Despite a long history of flooding in the area, no flood control projects have been constructed. Repeated flooding could result in $186 million in damages, according to Army Corps of Engineers estimations.

Rep. Greg Stanton, D-Ariz., a member of the Transportation and Infrastructure Committee, also supported $150 million for an environmental infrastructure program in Arizona. This program provides financial assistance to public entities for water-related environmental infrastructure, and resource protection and development projects.

“For far too long, rural communities in Arizona haven’t gotten their fair share of federal infrastructure dollars.
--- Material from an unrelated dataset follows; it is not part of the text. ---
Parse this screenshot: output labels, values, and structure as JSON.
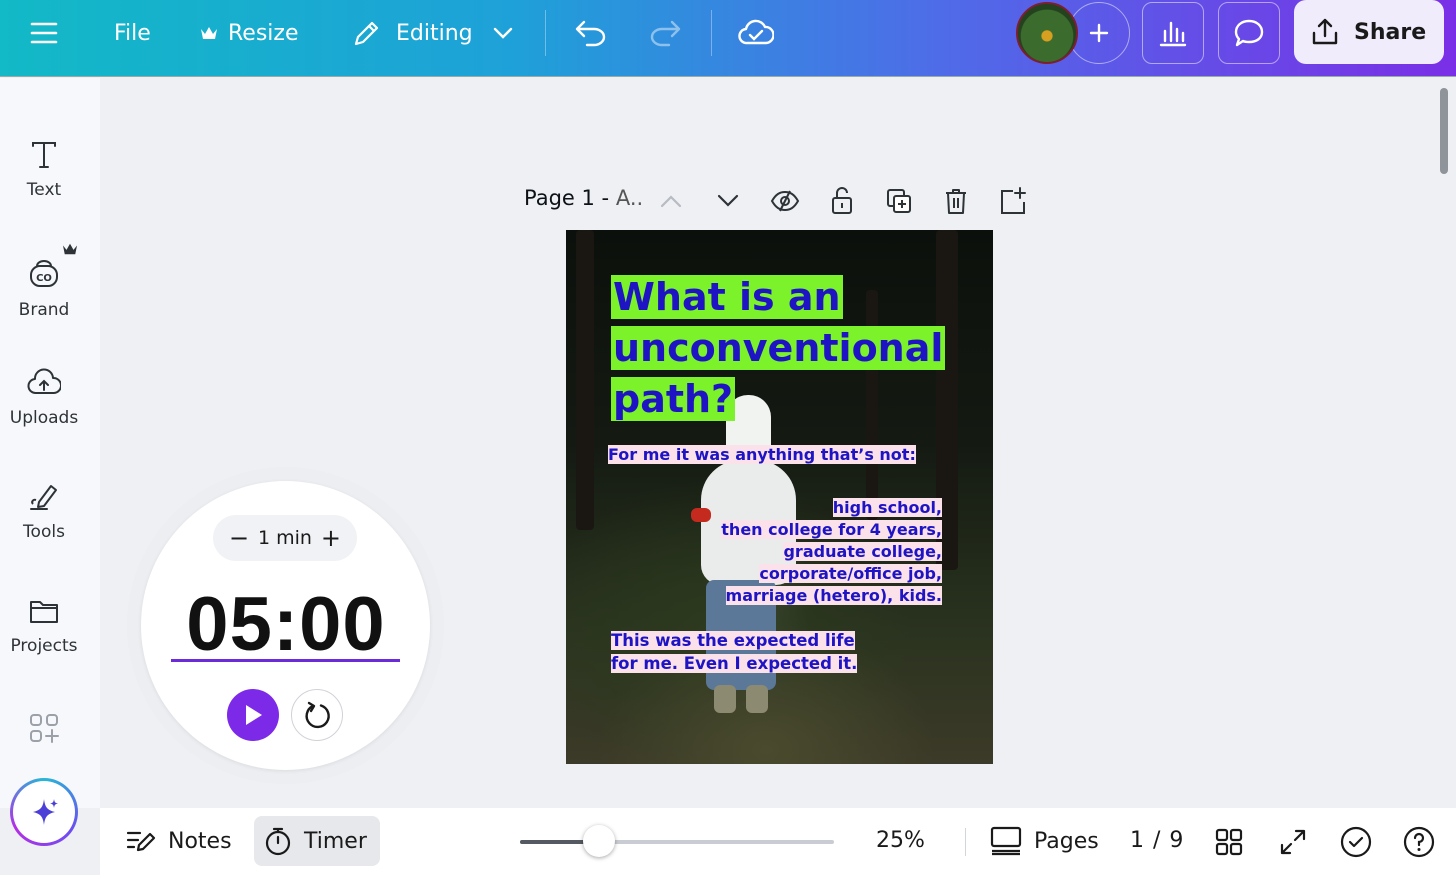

This program will help finance much-needed repairs and replacement of aging water infrastructure,” Stanton said.

Other projects supported by this program could include:

  • Wastewater treatment and related facilities, sewer overflow;
  • Water supply, storage, treatment and related facilities;
  • Environmental restoration;
  • Surface water resource protection and development.

Costs for projects would be shared on a 75% federal, 25% non-federal sponsor basis. The measure was supported by the Arizona Water Association and the Rural Water Association of Arizona as well as local leaders in communities across the state.

Lisa Jackson, president of the Arizona Water Association, called the program “good for the environment and our state’s public health” and said it “specifically recognizes the needs of small and rural communities, who have historically faced the most significant challenges procuring new water supplies and planning for the future.”

Stanton also advocated for the following measures to benefit Arizona, which were included in the final bill:

  • Authorization for construction of a flood control project for the Little Colorado River, consisting of new and reconstructed levees to protect the community of Winslow and other parts of Navajo County. The current levee system is at risk of overtopping or failing in a 100-year storm, leaving approximately 2,700 properties and 1,600 structures, including almost all of the community’s critical public facilities —hospitals, schools, nursing homes and utilities — vulnerable. This important project significantly reduces the threat to the community.
  • Authorization for a study of flood control options for the Tonto Creek watershed. Severe flooding prevents the area’s residents from going to work or school, getting groceries and even seeking medical treatment. Last year, three young children were swept downstream as their family attempted to cross the flooded river. At least five others have died in just the last 25 years. This study is a necessary first step to mitigate flooding in the area and avoid future tragedies.
  • Authorization to expedite completion of a report required for construction of the Tres Rios ecosystem restoration project along the Salt and Gila River corridors. The Tres Rios Wetlands are a part of Rio Reimagined, an ongoing green infrastructure project along the Rio Salado spearheaded by the late Sen. John McCain and the late Rep. Ed Pastor. Specifically, the project is designed to provide flood control protection and the use of treated effluent from a regional wastewater treatment facility to restore hydrological connectivity and sustain fish and wildlife habitat.